The bill adds $1,000,000 in FY 2007 to the Alternative Fuel Transportation Grant Fund (Fund 5CG).  The source of the $1,000,000 is from a transfer from the Department's Energy Efficiency Revolving Loan Fund (Fund 5M5).  Fund 5M5 receives money from riders on retail electric distribution rates, revenue from loan repayments, and revenues remitted by municipal electric companies and rural electric cooperatives.  The General Assembly appropriated $12 million in FY 2006 and $12 million in FY 2007 for these activities.  With the transfer of $1,000,000 to Fund 5CG, the amount of grant funds available from Fund 5M5 will be reduced by the equivalent amount.

 

The applicants that receive a grant shall report to the Director of Development the gallon amounts of blended gasoline and blended biodiesel the applicant sells at retail in this state for a period of three years after the grant is awarded.  The Director of Development shall enter into a written confidentiality agreement with the applicant regarding the gallon amounts sold as described above.

 

The Department of Development may experience additional costs to administer the expanded Alternative Fuel Transportation Grant Fund; however, any administrative costs are likely to be covered by appropriations in the fund.  Historically, the Department has estimated that it takes roughly 2% of the total available grant funds to administer a grant program.

 


 

Feasibility study – Department of Taxation

 

The Department of Taxation may experience costs to study the feasibility of encouraging the use of alternative fuels by reducing the motor fuel tax rate on those fuels.  Such costs may include hiring additional staff and acquiring additional office resources in order to generate a report one year after the effective date of the bill.  Currently it is unknown whether these costs may come from the Department's GRF or non-GRF funds.

 

Alternative fuel study – Department of Development

 

The Department of Development may experience costs to study the factors involved in making the production, sale, and use of blended biodiesel and E85 blend fuel a commercially viable and self-sustaining industry.  Such costs may include hiring additional staff and acquiring additional office resources in order to generate a report one year after the bill's effective date.  Currently it is unknown whether these costs may come from the Department's GRF or non-GRF funds.

 

 

LSC fiscal staff:  Jonathan Lee, Budget Analyst

 

HB0245SP.doc/arc



[1] According to DAS's 2005 state vehicle contract, a standard Ford Explorer is priced at $20,319 and a FFV Ford Explorer is priced at $20,811.

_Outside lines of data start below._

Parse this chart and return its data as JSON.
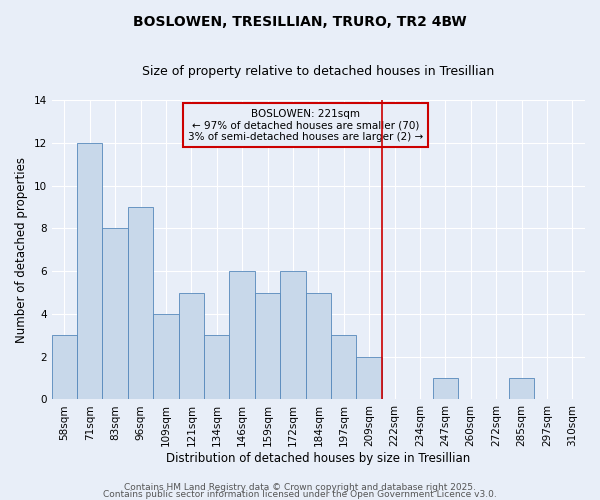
{
  "title": "BOSLOWEN, TRESILLIAN, TRURO, TR2 4BW",
  "subtitle": "Size of property relative to detached houses in Tresillian",
  "xlabel": "Distribution of detached houses by size in Tresillian",
  "ylabel": "Number of detached properties",
  "categories": [
    "58sqm",
    "71sqm",
    "83sqm",
    "96sqm",
    "109sqm",
    "121sqm",
    "134sqm",
    "146sqm",
    "159sqm",
    "172sqm",
    "184sqm",
    "197sqm",
    "209sqm",
    "222sqm",
    "234sqm",
    "247sqm",
    "260sqm",
    "272sqm",
    "285sqm",
    "297sqm",
    "310sqm"
  ],
  "values": [
    3,
    12,
    8,
    9,
    4,
    5,
    3,
    6,
    5,
    6,
    5,
    3,
    2,
    0,
    0,
    1,
    0,
    0,
    1,
    0,
    0
  ],
  "bar_color": "#c8d8ea",
  "bar_edge_color": "#5588bb",
  "background_color": "#e8eef8",
  "grid_color": "#ffffff",
  "vline_color": "#cc0000",
  "annotation_title": "BOSLOWEN: 221sqm",
  "annotation_line1": "← 97% of detached houses are smaller (70)",
  "annotation_line2": "3% of semi-detached houses are larger (2) →",
  "ylim": [
    0,
    14
  ],
  "yticks": [
    0,
    2,
    4,
    6,
    8,
    10,
    12,
    14
  ],
  "footer_line1": "Contains HM Land Registry data © Crown copyright and database right 2025.",
  "footer_line2": "Contains public sector information licensed under the Open Government Licence v3.0.",
  "title_fontsize": 10,
  "subtitle_fontsize": 9,
  "label_fontsize": 8.5,
  "tick_fontsize": 7.5,
  "footer_fontsize": 6.5,
  "ann_fontsize": 7.5
}
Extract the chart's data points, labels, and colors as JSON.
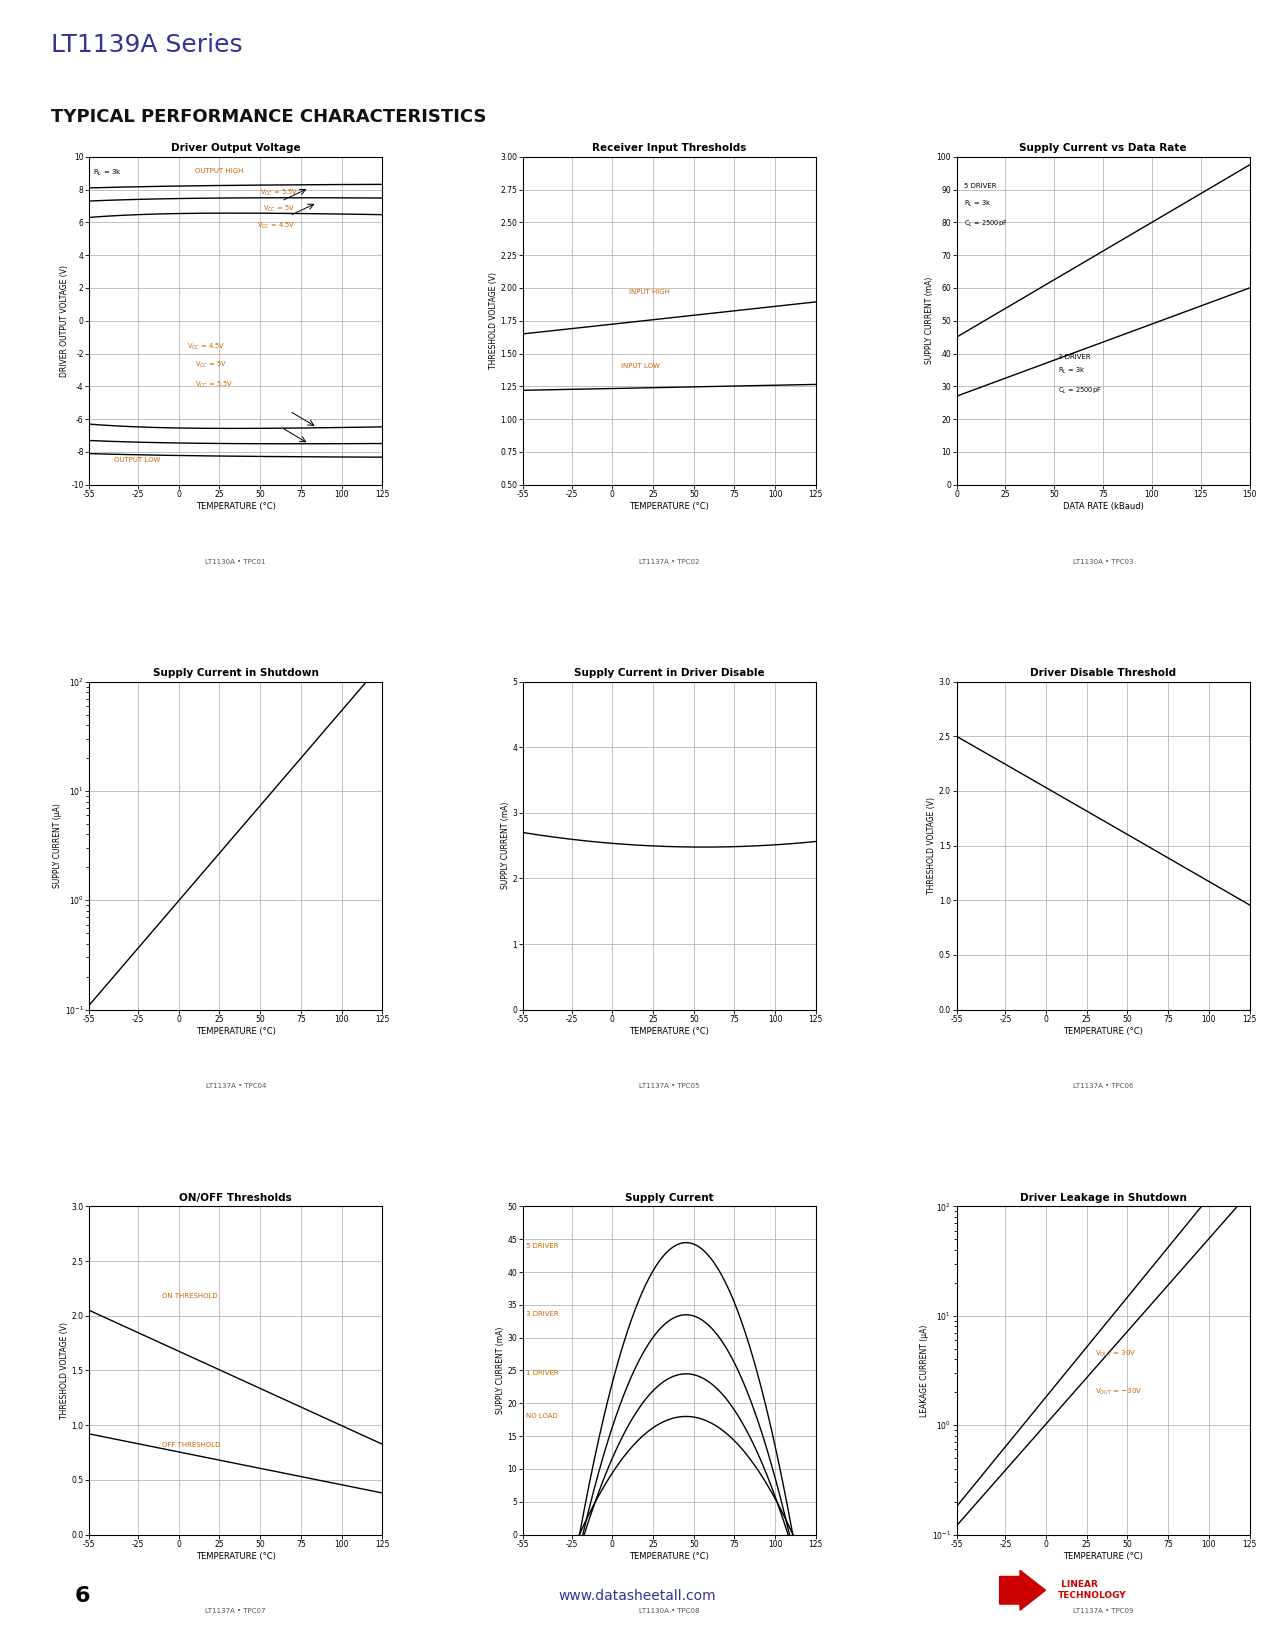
{
  "page_title": "LT1139A Series",
  "section_title": "TYPICAL PERFORMANCE CHARACTERISTICS",
  "background_color": "#ffffff",
  "grid_color": "#999999",
  "line_color": "#000000",
  "orange_color": "#cc6600",
  "plots": [
    {
      "title": "Driver Output Voltage",
      "xlabel": "TEMPERATURE (°C)",
      "ylabel": "DRIVER OUTPUT VOLTAGE (V)",
      "xmin": -55,
      "xmax": 125,
      "ymin": -10,
      "ymax": 10,
      "xticks": [
        -55,
        -25,
        0,
        25,
        50,
        75,
        100,
        125
      ],
      "yticks": [
        -10,
        -8,
        -6,
        -4,
        -2,
        0,
        2,
        4,
        6,
        8,
        10
      ],
      "tag": "LT1130A • TPC01"
    },
    {
      "title": "Receiver Input Thresholds",
      "xlabel": "TEMPERATURE (°C)",
      "ylabel": "THRESHOLD VOLTAGE (V)",
      "xmin": -55,
      "xmax": 125,
      "ymin": 0.5,
      "ymax": 3.0,
      "xticks": [
        -55,
        -25,
        0,
        25,
        50,
        75,
        100,
        125
      ],
      "yticks": [
        0.5,
        0.75,
        1.0,
        1.25,
        1.5,
        1.75,
        2.0,
        2.25,
        2.5,
        2.75,
        3.0
      ],
      "tag": "LT1137A • TPC02"
    },
    {
      "title": "Supply Current vs Data Rate",
      "xlabel": "DATA RATE (kBaud)",
      "ylabel": "SUPPLY CURRENT (mA)",
      "xmin": 0,
      "xmax": 150,
      "ymin": 0,
      "ymax": 100,
      "xticks": [
        0,
        25,
        50,
        75,
        100,
        125,
        150
      ],
      "yticks": [
        0,
        10,
        20,
        30,
        40,
        50,
        60,
        70,
        80,
        90,
        100
      ],
      "tag": "LT1130A • TPC03"
    },
    {
      "title": "Supply Current in Shutdown",
      "xlabel": "TEMPERATURE (°C)",
      "ylabel": "SUPPLY CURRENT (μA)",
      "xmin": -55,
      "xmax": 125,
      "ymin_log": 0.1,
      "ymax_log": 100,
      "xticks": [
        -55,
        -25,
        0,
        25,
        50,
        75,
        100,
        125
      ],
      "tag": "LT1137A • TPC04",
      "log_y": true
    },
    {
      "title": "Supply Current in Driver Disable",
      "xlabel": "TEMPERATURE (°C)",
      "ylabel": "SUPPLY CURRENT (mA)",
      "xmin": -55,
      "xmax": 125,
      "ymin": 0,
      "ymax": 5,
      "xticks": [
        -55,
        -25,
        0,
        25,
        50,
        75,
        100,
        125
      ],
      "yticks": [
        0,
        1,
        2,
        3,
        4,
        5
      ],
      "tag": "LT1137A • TPC05"
    },
    {
      "title": "Driver Disable Threshold",
      "xlabel": "TEMPERATURE (°C)",
      "ylabel": "THRESHOLD VOLTAGE (V)",
      "xmin": -55,
      "xmax": 125,
      "ymin": 0,
      "ymax": 3.0,
      "xticks": [
        -55,
        -25,
        0,
        25,
        50,
        75,
        100,
        125
      ],
      "yticks": [
        0,
        0.5,
        1.0,
        1.5,
        2.0,
        2.5,
        3.0
      ],
      "tag": "LT1137A • TPC06"
    },
    {
      "title": "ON/OFF Thresholds",
      "xlabel": "TEMPERATURE (°C)",
      "ylabel": "THRESHOLD VOLTAGE (V)",
      "xmin": -55,
      "xmax": 125,
      "ymin": 0,
      "ymax": 3.0,
      "xticks": [
        -55,
        -25,
        0,
        25,
        50,
        75,
        100,
        125
      ],
      "yticks": [
        0,
        0.5,
        1.0,
        1.5,
        2.0,
        2.5,
        3.0
      ],
      "tag": "LT1137A • TPC07"
    },
    {
      "title": "Supply Current",
      "xlabel": "TEMPERATURE (°C)",
      "ylabel": "SUPPLY CURRENT (mA)",
      "xmin": -55,
      "xmax": 125,
      "ymin": 0,
      "ymax": 50,
      "xticks": [
        -55,
        -25,
        0,
        25,
        50,
        75,
        100,
        125
      ],
      "yticks": [
        0,
        5,
        10,
        15,
        20,
        25,
        30,
        35,
        40,
        45,
        50
      ],
      "tag": "LT1130A • TPC08"
    },
    {
      "title": "Driver Leakage in Shutdown",
      "xlabel": "TEMPERATURE (°C)",
      "ylabel": "LEAKAGE CURRENT (μA)",
      "xmin": -55,
      "xmax": 125,
      "ymin_log": 0.1,
      "ymax_log": 100,
      "xticks": [
        -55,
        -25,
        0,
        25,
        50,
        75,
        100,
        125
      ],
      "tag": "LT1137A • TPC09",
      "log_y": true
    }
  ]
}
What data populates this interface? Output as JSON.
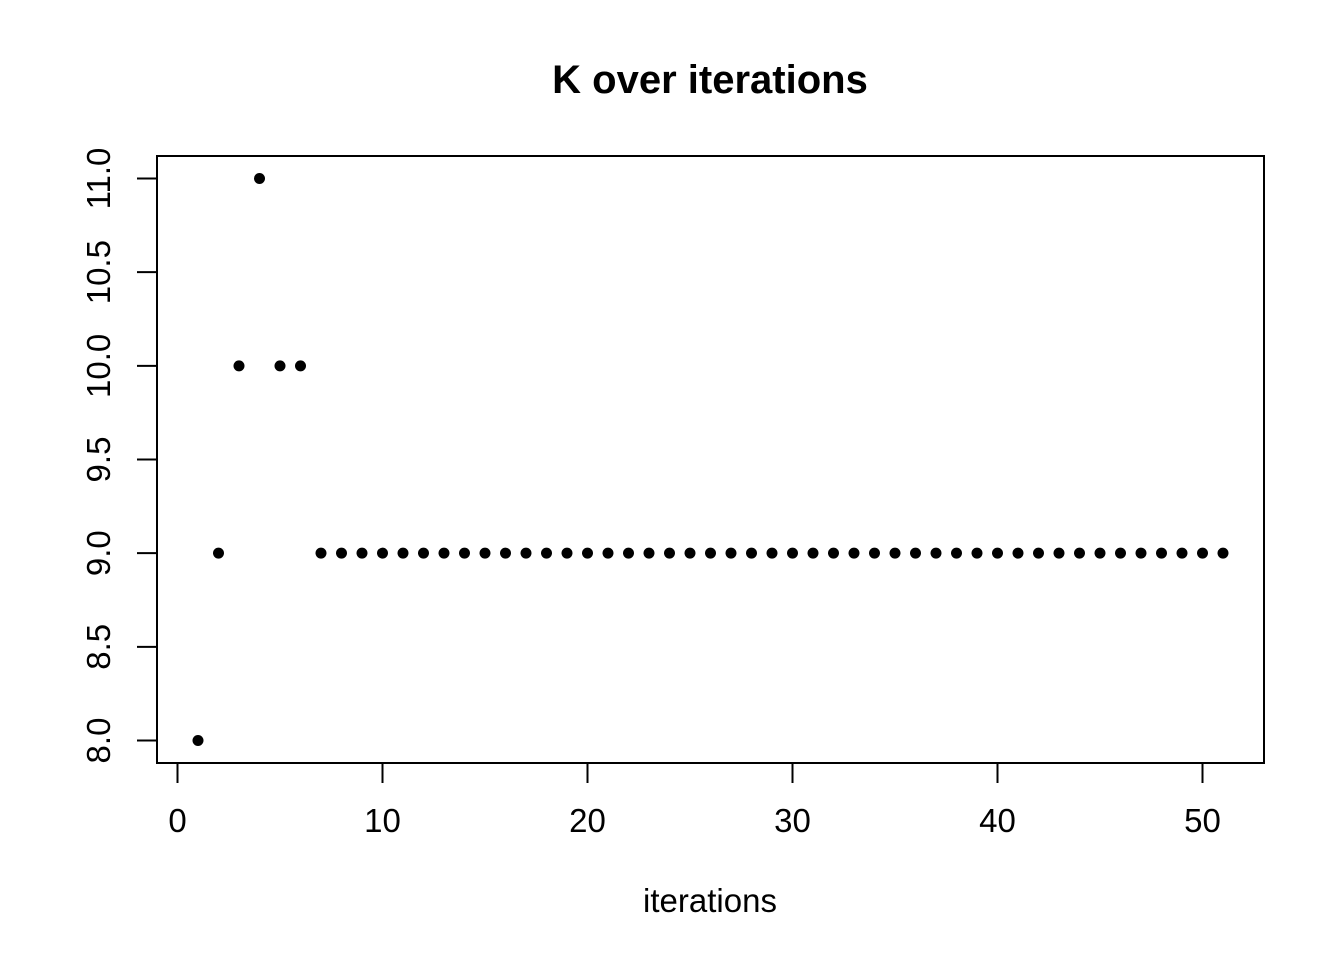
{
  "page": {
    "background": "#ffffff"
  },
  "chart_data": {
    "type": "scatter",
    "title": "K over iterations",
    "xlabel": "iterations",
    "ylabel": "",
    "style": "R-base-graphics",
    "grid": false,
    "point_color": "#000000",
    "axis_color": "#000000",
    "background": "#ffffff",
    "xlim": [
      -1,
      53
    ],
    "ylim": [
      7.88,
      11.12
    ],
    "x_ticks": {
      "values": [
        0,
        10,
        20,
        30,
        40,
        50
      ],
      "labels": [
        "0",
        "10",
        "20",
        "30",
        "40",
        "50"
      ]
    },
    "y_ticks": {
      "values": [
        8.0,
        8.5,
        9.0,
        9.5,
        10.0,
        10.5,
        11.0
      ],
      "labels": [
        "8.0",
        "8.5",
        "9.0",
        "9.5",
        "10.0",
        "10.5",
        "11.0"
      ]
    },
    "x": [
      1,
      2,
      3,
      4,
      5,
      6,
      7,
      8,
      9,
      10,
      11,
      12,
      13,
      14,
      15,
      16,
      17,
      18,
      19,
      20,
      21,
      22,
      23,
      24,
      25,
      26,
      27,
      28,
      29,
      30,
      31,
      32,
      33,
      34,
      35,
      36,
      37,
      38,
      39,
      40,
      41,
      42,
      43,
      44,
      45,
      46,
      47,
      48,
      49,
      50,
      51
    ],
    "y": [
      8,
      9,
      10,
      11,
      10,
      10,
      9,
      9,
      9,
      9,
      9,
      9,
      9,
      9,
      9,
      9,
      9,
      9,
      9,
      9,
      9,
      9,
      9,
      9,
      9,
      9,
      9,
      9,
      9,
      9,
      9,
      9,
      9,
      9,
      9,
      9,
      9,
      9,
      9,
      9,
      9,
      9,
      9,
      9,
      9,
      9,
      9,
      9,
      9,
      9,
      9
    ]
  }
}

[2] According to the U.S. Department of Energy's latest on-line Alternative Fuel Price Report, as of September 2005: regular gasoline - $2.77 per gallon; regular diesel - $2.81 per gallon; E85 - $2.41per gallon; biodiesel (B20)- $2.91 per gallon; biodiesel (B2-B5) - $2.81 per gallon; natural gas (compressed) $2.12 gallon of gasoline equivalent. 

[3] According to the U.S. Department of Energy's Alternative Fuel Station Locator, the number of stations providing alternative fuels in Ohio includes:  E85 - 9; biodiesel - 16; natural gas (compressed) - 13; liquefied petroleum - 77; electric - 0; hydrogen - 0.

[4] Incremental cost means the difference between blended biodiesel and conventional petroleum-based diesel fuel at the time the blended biodiesel is purchased.